A project on using network graph, NLP techniques (entity recognition, sentiment analysis) to analyse the relationships among characters in a novel. The project takes novel Harry Potter as an example and outputs reasonable results.
The relationship among characters in a novel tells an important part of the story. Great novels usually have large and complex character relationship network due to the number of characters and story complexity. If there is a method to automatically analyse complex character networks through computer programs, which takes in novel text only and is able to generate a comprehensive visualized network graph as output, what a good news will it be for lazy readers (like myself) that like skipping parts while don't want to lose important information on the plots!
With such idea in mind, this project came live! In the following parts, I will explain the techniques and implementation details of this automatic character network project, and evaluate its performance on the Harry Potter series.
Before we go deep into the tedious implementation details, let's first have a look on the fancy part! Above is the sentiment graph outputs of the novel series, each node represents a character in the novel and each edge represents the relationship between the two characters it's connected to.
In terms of node, the node size represents the importance of a character, which is measured by the number of occurrence of its name in the novel. With no surprise, Harry, Ron and Hermione take up the top 3 characters as the graph shows.
In terms of edge, each edge has a different color, from bright (yellow) to dark (purple), which represents the sentiment relationship between two characters, or in a more human-understandable way, hostile or friendly relationship. The brighter the color of the edge, the more friendly the relationship is; The darker the color, the more hostile it is. Just with a general look, you can easily find out that Harry possesses most of the bright connections with other characters while Voldemort does the opposite, nearly all dark connections with others, which makes sense as they are the two opposite poles in the novel.
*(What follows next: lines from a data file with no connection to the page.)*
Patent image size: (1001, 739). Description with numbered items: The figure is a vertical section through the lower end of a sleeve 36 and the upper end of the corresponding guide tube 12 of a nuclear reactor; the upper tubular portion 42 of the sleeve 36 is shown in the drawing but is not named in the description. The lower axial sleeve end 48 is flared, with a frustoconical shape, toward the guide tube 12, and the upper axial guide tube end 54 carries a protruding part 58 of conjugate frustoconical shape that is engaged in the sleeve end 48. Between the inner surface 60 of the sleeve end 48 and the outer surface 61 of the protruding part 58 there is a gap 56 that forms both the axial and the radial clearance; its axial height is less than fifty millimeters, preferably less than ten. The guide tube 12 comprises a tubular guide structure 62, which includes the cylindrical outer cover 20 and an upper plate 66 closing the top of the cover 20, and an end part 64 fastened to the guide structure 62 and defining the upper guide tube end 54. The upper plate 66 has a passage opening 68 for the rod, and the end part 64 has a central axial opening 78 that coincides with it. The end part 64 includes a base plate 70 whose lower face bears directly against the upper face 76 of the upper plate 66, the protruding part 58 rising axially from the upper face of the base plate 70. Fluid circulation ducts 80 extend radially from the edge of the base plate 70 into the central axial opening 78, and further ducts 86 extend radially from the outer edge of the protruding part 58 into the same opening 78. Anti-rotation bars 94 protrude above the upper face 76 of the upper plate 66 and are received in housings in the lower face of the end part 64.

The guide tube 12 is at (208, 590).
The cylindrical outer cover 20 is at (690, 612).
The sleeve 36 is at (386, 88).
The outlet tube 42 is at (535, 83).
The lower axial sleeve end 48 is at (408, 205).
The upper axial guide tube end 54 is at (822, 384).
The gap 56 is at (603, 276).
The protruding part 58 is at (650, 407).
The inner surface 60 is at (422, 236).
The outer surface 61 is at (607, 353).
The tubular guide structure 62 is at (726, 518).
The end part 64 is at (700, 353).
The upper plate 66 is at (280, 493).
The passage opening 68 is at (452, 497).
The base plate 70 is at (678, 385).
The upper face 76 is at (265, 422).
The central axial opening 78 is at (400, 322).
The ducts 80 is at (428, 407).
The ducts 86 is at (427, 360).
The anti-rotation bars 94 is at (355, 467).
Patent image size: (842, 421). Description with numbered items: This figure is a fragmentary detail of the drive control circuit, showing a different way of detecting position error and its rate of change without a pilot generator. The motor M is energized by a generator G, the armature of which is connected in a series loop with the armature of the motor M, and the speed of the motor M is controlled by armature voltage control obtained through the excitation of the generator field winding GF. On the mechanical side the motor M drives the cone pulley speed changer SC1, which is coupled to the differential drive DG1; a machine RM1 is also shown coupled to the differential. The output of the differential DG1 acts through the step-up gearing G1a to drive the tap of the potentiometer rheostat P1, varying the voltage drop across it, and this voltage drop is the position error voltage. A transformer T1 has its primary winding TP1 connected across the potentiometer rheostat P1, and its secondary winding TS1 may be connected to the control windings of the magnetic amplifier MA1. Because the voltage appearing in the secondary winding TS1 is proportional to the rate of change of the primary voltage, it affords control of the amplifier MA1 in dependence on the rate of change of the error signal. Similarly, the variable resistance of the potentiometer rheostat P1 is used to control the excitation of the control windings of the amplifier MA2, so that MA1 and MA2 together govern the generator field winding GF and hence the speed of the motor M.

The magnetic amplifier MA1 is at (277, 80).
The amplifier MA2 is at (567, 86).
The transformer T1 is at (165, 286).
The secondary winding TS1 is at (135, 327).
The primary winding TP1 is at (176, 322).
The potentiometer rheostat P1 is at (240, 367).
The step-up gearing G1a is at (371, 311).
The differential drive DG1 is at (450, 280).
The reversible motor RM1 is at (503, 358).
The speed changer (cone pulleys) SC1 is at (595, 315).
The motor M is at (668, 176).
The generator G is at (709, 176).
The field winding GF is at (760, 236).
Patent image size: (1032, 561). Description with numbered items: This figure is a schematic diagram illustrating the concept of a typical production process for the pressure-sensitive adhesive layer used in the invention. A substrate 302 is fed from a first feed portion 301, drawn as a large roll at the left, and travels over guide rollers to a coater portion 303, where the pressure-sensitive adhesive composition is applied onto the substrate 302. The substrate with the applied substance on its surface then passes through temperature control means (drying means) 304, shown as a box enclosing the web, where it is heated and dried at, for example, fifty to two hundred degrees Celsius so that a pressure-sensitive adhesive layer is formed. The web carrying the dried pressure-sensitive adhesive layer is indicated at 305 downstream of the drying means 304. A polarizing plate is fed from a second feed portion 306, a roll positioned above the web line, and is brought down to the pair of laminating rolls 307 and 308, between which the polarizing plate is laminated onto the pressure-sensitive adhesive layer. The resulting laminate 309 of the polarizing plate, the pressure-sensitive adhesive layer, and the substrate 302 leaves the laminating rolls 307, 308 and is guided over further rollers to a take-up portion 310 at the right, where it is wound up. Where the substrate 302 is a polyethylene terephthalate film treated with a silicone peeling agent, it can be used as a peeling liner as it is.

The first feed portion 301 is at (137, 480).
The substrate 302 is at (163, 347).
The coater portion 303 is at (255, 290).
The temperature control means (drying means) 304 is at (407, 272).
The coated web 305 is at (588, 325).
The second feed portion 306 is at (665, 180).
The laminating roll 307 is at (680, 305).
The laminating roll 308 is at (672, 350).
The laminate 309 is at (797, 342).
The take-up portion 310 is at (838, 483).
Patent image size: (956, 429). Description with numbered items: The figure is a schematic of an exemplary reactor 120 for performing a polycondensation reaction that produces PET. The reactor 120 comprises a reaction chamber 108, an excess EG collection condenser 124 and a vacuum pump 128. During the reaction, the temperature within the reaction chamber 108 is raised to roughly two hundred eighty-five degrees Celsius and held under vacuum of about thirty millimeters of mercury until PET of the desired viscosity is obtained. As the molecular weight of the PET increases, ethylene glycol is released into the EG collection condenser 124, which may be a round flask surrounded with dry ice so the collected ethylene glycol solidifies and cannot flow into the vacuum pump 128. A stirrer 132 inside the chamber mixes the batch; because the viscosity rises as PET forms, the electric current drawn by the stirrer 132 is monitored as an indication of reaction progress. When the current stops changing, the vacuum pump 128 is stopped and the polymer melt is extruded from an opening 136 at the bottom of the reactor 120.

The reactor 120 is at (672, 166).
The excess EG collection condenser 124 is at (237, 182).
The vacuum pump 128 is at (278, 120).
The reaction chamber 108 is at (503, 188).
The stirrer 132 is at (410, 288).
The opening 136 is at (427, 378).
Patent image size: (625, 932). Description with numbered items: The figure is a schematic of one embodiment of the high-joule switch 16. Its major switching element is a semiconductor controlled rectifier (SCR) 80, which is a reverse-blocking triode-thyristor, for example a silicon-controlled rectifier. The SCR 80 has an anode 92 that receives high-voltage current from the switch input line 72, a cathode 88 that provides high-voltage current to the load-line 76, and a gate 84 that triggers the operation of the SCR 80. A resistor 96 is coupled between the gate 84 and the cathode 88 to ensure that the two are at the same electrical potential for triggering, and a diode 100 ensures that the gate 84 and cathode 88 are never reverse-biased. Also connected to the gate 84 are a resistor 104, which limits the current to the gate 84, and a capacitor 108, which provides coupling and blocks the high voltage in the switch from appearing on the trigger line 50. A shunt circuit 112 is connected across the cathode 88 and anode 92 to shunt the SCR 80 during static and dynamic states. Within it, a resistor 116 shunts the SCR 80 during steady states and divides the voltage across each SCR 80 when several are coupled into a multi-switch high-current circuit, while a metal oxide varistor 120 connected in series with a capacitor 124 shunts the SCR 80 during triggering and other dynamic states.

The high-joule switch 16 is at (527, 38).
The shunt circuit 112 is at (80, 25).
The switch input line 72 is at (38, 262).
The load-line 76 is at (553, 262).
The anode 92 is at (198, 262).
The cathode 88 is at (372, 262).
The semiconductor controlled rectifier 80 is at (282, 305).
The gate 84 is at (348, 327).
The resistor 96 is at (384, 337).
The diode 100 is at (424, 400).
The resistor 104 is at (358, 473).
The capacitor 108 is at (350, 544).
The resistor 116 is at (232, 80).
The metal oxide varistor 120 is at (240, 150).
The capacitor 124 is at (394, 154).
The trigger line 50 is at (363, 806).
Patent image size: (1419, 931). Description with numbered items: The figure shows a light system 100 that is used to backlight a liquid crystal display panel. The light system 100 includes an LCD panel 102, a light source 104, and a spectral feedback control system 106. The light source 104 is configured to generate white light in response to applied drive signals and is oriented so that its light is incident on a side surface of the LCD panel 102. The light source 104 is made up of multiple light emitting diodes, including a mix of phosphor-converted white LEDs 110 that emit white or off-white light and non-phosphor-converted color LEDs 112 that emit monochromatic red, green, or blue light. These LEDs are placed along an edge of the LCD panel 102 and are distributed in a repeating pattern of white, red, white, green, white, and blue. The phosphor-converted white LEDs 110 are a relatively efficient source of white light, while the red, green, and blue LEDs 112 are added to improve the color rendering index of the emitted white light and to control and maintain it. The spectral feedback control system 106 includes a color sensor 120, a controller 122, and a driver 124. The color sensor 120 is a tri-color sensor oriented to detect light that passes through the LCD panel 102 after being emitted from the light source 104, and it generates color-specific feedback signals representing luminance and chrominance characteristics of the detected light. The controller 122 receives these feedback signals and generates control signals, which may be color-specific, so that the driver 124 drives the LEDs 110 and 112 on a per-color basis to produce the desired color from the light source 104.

Besides, the graph's edges change along with the story series proceeds. This is because we split the whole novel series by episode itself to generate one set of edge parameters resepectively for each episode, so that we can see the relationship changes among characters as story proceeds.
Personally I do find this graph quite reasonable as the relationships it shows correspond with some plots that I, a person who has watched the whole series of HP movies 3 times (LOL), remembered. You could also have a detailed check on the correctness of the graphs if you are also an enthusiastic HP fan. If not, let's carry on to the technical part so that you can apply it on your favorites!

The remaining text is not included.